Affiliation:
1. Research Scholar AU Trans‐Disciplinary Research Hub Andhra University Visakhapatnam Andhra Pradesh India
2. Department of Civil Engineering Gayatri Vidya Parishad College for Degree and PG Courses (A) Visakhapatnam Andhra Pradesh India
3. Department of Civil Engineering Gayatri Vidya Parishad College of Engineering (A) Visakhapatnam Andhra Pradesh India
Abstract
ABSTRACTContaminated drinking water sources pose a significant health risk worldwide. Monitoring programs for drinking water quality aims to ensure safe water supply by informing management practices. Improved online monitoring of water systems is necessary as current lab‐based methods are slow and do not offer real‐time public health protection. Rapid detection and response to potential contamination events are crucial to mitigate health risks. Mark of‐purpose water treatment strategies offer a reasonable method for upgrading drinking water quality at the family level and forestalling waterborne illnesses.
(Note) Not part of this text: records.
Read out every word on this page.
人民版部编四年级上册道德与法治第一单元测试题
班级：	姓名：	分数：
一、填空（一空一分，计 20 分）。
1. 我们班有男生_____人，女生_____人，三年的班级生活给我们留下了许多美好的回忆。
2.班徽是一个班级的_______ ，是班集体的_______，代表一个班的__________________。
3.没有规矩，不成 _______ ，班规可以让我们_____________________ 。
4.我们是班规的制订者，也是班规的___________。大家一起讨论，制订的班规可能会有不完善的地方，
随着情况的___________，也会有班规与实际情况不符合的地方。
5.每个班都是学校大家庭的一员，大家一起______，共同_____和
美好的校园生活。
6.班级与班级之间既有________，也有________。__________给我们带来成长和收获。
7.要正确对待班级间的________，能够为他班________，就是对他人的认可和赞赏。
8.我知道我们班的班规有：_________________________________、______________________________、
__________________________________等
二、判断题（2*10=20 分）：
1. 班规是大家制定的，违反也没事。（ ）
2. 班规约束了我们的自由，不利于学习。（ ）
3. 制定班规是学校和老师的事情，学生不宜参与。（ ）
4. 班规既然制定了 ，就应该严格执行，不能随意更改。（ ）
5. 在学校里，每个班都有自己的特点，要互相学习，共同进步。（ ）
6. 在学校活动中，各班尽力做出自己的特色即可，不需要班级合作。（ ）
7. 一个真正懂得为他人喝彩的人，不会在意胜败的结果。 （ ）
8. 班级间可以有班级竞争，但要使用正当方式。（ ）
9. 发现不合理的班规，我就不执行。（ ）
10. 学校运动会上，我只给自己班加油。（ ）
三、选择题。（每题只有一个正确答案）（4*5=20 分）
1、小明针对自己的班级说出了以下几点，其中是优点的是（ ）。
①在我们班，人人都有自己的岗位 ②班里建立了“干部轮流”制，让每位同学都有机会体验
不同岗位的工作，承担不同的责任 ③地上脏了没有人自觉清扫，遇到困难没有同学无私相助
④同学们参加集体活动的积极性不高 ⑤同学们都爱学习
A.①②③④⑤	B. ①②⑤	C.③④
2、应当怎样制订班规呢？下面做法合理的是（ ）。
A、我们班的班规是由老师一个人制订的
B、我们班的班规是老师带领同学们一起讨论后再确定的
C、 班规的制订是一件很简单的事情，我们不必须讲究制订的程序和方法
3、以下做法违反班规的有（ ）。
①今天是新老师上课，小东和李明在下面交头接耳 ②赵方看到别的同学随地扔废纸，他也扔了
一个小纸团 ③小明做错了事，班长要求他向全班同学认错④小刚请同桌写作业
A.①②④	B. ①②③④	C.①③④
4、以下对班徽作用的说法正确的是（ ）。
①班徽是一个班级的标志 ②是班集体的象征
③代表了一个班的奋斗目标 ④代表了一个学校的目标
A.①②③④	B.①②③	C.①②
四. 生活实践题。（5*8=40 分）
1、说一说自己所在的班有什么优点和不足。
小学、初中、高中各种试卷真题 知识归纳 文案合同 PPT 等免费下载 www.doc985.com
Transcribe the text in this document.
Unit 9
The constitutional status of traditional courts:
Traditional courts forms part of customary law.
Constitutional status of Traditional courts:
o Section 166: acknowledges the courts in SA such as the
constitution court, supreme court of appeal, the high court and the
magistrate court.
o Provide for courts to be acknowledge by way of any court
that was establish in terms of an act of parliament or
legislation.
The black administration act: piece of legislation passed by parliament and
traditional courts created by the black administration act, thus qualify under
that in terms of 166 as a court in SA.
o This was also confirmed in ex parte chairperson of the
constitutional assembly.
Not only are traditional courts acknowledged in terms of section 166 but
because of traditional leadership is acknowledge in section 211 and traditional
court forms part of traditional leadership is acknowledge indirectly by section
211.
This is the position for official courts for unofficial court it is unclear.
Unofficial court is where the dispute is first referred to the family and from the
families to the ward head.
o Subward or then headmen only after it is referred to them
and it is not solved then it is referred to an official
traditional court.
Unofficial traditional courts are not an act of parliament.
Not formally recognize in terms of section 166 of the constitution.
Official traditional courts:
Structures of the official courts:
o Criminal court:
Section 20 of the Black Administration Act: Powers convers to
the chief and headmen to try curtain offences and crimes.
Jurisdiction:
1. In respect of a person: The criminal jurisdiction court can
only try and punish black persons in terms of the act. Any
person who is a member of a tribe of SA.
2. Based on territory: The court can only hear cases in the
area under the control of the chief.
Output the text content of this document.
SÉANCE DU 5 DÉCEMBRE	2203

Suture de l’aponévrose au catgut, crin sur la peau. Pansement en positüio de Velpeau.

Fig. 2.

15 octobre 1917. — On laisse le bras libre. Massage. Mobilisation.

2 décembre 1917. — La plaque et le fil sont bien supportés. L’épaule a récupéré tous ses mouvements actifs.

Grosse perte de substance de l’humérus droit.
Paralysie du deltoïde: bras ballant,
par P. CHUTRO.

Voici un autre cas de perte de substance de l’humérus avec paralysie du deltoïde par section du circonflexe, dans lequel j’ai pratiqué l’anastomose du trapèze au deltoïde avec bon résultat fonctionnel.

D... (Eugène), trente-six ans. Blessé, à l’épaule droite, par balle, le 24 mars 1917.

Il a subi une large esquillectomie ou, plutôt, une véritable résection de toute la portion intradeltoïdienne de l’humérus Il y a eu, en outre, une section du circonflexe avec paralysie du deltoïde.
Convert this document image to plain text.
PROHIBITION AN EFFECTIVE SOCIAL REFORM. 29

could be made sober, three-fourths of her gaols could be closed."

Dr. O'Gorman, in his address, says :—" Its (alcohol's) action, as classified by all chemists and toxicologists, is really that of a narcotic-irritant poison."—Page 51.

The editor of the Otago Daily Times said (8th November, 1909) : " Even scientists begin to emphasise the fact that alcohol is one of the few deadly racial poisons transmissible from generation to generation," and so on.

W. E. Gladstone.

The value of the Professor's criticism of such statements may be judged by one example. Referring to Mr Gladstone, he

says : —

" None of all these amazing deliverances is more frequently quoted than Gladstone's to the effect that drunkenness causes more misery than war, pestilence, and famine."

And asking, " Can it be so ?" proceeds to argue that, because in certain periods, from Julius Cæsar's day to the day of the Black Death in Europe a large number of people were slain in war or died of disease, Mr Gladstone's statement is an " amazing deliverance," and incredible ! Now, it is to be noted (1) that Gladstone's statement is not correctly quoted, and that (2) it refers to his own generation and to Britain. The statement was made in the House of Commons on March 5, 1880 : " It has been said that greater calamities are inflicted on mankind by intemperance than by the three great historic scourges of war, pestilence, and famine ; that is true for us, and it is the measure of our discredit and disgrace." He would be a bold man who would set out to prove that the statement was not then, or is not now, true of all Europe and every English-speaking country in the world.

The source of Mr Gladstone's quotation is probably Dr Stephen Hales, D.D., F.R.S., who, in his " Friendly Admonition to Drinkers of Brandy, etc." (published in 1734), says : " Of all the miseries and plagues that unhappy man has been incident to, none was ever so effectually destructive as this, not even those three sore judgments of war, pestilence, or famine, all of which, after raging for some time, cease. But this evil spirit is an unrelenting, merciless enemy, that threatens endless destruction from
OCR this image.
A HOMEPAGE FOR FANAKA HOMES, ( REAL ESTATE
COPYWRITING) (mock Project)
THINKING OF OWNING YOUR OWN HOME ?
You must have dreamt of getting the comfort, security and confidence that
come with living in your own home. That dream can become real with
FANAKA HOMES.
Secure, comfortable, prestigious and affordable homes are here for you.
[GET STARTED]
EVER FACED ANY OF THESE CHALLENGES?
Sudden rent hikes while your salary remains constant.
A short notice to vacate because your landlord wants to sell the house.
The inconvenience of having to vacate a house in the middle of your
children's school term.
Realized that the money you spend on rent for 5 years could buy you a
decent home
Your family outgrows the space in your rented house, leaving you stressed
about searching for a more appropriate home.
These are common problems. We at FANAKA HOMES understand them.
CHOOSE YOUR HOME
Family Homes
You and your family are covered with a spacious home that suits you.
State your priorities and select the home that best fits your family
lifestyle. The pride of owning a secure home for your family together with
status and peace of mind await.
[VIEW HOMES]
This study focuses on collecting household drinking water and utilizing various sensors to measure parameters such as pH, turbidity, water level, temperature, and humidity. A consistent water quality noticing system using the stacking outfit model, which solidifies Bayesian association and decision tree techniques, is proposed in this article. Bayesian network analyzes the input data attained from sensors collecting real‐time data and concludes whether the data represents the contamination event. DTs are utilized to demonstrate the connections between multivariate water boundaries utilized in the review. Afterward, a multiobjective, such as a biobjective optimization model and a nondominated genetic algorithm (NGA) are used in this work of optimization to minimize the volume of contaminated water. After the pollution in the water is identified, water decontamination processes are done given point of purpose medicines like ceramic channels and solar water disinfection (SODIS). The method outlined is executed through Python software. The findings indicate that the estimated values for PH, temperature, and turbidity are 7.3, 31.8, and 0.77, respectively. However, the proposed method is compared with the existing C‐NSGA‐II, while compared to this method, the proposed system produces improved cost functions. Consequently, suitable water treatment and supply should be considered to reduce the effects on people's health as well as to improve living conditions, respectively.